說完,周白象連忙落荒而逃。讓李佑銘很鬱悶,已經設好的套路,怎麼人跑了,這周白象可真謹慎啊。
看來需要找個機會重新再接觸一下了,至少印象是留下了嘛。
李佑銘在會場裏轉了一圈,一眼就瞅見了會議桌。一瞅見會議桌,殺人的心都有了。
徐有才啊徐有才,你要死啊,一句輕飄飄的來溫州商會就沒了。一句重要的都沒交代。
會議桌總共有八排,共計六十四個座位,不多不少。
操蛋的是,每張桌子上都擺著一個名牌。要按照自己的名字坐自己該坐的位置,不是說播放露天電影那樣亂坐。

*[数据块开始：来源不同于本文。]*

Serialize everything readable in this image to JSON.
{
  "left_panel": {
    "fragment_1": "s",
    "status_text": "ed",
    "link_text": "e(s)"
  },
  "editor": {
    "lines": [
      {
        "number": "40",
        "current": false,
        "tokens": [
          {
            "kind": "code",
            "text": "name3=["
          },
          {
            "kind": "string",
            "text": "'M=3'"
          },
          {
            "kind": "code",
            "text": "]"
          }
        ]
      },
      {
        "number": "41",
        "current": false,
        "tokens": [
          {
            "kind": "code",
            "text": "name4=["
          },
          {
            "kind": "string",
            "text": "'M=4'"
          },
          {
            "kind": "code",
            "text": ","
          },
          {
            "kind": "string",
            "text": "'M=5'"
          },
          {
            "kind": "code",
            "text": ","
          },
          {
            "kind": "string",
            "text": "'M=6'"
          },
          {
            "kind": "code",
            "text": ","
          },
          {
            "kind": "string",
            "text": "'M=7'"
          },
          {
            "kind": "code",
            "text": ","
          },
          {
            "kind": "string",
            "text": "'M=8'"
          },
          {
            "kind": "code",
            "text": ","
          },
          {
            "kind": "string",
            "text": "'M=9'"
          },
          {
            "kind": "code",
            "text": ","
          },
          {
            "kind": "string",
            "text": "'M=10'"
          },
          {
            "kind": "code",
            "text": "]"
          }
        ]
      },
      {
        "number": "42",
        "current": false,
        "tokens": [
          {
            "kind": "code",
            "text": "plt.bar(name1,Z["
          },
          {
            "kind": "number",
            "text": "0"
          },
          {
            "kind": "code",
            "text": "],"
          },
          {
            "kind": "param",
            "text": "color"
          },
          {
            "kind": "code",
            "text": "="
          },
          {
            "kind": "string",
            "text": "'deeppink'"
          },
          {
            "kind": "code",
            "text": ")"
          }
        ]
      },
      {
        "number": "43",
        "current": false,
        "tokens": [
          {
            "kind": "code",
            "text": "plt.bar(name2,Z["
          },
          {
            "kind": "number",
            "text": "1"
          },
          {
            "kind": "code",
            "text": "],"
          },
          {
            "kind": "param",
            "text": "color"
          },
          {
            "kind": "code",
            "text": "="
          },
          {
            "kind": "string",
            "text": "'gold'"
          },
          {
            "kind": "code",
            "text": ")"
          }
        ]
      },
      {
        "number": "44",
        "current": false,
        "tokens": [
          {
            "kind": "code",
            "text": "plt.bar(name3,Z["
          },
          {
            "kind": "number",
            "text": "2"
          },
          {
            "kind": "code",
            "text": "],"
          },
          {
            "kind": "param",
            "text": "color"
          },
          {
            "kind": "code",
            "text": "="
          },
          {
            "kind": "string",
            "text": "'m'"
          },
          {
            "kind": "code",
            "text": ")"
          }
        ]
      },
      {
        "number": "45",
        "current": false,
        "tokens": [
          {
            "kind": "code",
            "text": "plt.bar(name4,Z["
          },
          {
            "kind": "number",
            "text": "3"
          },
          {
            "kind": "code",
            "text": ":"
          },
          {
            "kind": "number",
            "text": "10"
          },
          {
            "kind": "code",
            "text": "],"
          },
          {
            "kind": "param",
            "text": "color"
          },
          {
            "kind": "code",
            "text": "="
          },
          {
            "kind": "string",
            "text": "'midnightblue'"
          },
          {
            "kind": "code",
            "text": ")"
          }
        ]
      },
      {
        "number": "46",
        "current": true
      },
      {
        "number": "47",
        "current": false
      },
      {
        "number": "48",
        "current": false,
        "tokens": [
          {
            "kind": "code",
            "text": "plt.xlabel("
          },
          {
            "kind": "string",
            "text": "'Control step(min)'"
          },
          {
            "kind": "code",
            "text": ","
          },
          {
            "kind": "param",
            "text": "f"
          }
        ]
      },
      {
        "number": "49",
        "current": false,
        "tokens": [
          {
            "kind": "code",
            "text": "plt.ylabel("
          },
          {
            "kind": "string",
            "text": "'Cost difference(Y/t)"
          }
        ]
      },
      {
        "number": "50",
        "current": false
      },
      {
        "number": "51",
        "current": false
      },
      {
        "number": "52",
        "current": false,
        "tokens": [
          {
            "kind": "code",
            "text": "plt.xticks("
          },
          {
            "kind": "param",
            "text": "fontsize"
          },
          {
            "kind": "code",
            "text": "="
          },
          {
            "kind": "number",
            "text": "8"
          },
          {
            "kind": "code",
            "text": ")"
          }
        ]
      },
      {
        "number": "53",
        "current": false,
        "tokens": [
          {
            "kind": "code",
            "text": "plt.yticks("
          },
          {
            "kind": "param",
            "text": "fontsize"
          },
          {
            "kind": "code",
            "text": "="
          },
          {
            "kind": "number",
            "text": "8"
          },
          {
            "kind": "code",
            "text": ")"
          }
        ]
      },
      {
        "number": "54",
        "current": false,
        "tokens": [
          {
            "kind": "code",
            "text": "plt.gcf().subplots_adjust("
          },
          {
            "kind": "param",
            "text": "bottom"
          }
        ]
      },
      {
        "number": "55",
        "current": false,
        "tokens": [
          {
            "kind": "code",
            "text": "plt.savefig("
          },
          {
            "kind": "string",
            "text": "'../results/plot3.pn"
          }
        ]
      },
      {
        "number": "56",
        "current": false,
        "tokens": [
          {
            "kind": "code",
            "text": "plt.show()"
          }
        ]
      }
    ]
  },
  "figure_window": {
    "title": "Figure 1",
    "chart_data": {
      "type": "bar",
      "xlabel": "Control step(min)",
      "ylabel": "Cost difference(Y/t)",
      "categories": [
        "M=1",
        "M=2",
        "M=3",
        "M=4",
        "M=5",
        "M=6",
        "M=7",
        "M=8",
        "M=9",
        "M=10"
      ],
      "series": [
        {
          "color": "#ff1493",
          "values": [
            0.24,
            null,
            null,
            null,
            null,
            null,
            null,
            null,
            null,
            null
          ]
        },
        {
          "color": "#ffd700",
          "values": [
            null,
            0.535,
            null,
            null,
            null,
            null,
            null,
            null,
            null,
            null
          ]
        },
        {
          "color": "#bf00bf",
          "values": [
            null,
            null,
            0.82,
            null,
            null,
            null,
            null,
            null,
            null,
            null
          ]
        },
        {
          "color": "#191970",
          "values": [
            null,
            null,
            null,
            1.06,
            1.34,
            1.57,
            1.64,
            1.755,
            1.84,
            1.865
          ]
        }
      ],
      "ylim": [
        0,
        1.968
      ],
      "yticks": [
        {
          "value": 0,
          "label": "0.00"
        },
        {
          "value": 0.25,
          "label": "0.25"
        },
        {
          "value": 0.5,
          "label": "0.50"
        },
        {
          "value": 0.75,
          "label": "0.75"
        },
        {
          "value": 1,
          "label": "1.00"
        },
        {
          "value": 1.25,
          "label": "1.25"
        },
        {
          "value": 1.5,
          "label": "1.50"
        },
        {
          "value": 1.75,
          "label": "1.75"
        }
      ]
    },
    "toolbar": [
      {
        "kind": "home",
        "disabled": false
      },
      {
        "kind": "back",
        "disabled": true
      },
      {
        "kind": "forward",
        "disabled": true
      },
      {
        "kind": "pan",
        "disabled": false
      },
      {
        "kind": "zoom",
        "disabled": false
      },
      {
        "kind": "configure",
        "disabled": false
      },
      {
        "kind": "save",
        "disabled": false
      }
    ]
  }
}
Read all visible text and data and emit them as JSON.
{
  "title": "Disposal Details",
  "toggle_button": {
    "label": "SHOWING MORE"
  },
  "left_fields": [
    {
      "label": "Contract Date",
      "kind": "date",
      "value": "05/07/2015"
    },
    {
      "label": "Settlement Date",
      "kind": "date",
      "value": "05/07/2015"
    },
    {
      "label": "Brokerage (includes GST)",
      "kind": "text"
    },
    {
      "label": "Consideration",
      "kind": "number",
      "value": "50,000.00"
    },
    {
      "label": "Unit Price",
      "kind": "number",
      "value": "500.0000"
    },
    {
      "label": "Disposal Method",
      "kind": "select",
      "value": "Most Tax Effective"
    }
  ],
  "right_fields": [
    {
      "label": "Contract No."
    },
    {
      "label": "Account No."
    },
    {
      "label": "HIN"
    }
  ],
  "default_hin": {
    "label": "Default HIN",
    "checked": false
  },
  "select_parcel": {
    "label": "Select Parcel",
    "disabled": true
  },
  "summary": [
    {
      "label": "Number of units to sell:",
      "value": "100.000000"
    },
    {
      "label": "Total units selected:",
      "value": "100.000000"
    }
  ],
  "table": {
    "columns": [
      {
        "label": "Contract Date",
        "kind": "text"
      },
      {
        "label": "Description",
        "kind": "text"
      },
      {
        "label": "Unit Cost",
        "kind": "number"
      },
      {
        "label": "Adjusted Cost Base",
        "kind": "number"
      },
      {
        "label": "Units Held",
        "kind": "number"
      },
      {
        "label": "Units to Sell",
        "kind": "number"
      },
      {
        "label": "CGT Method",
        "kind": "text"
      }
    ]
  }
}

而這樣一來,李佑銘肯定是編外人員啊,肯定是沒有落座的地方啊。等會兒會議開始,就李佑銘一個人沒坐的地方,難道要一直待在廁所裏不出來麼?畢竟人家都開會呢,就李佑銘一個人遊蕩,一被安保人員盤查,就要倒大黴。
攆出去那是輕的。
徐有才啊徐有才,你要坑死我啊。也得虧了我機智。
李佑銘心裏罵咧著,看見第一排的第六個位置擺著周白象的名牌,周白象旁邊的名牌,寫著一個叫‘蔣琪琪’的名字。
李佑銘連忙跑到了無人的角落,找來一張紅紙,將自己的名字模仿電腦打印的正楷字體描了一下,然後用黑筆把裏邊一塗。不認真看,你看不出來這是手寫的。
拿著寫了自己名字的紙,李佑銘緊張的坐在了‘蔣琪琪’的座位上,趁人不注意將名牌拿了下來。從名牌裏把那個蔣琪琪的名字抽了出來,把自己的名字“李佑銘”塞進了名牌之中。
“媽的,死道友不死貧道。我也沒辦法了,聽名字是個姑娘吧?對不住了。”
一邊說著,李佑銘一邊將寫著蔣琪琪三個字的紙團成團,扔進了紙簍裏。做完這些,這才手插兜,端著一杯酒到處遊蕩。
回頭一撇,第一排的第七個座位,周白象名牌旁邊就是李佑銘的名牌。很高檔,很有檔次。
不仔細看,沒毛病。
反正李佑銘不相信,這麼多的人,還能互相都認識不成?
說是溫州商會,說話都尼瑪姚西口音,周白象還是南郊那邊山裏的口音。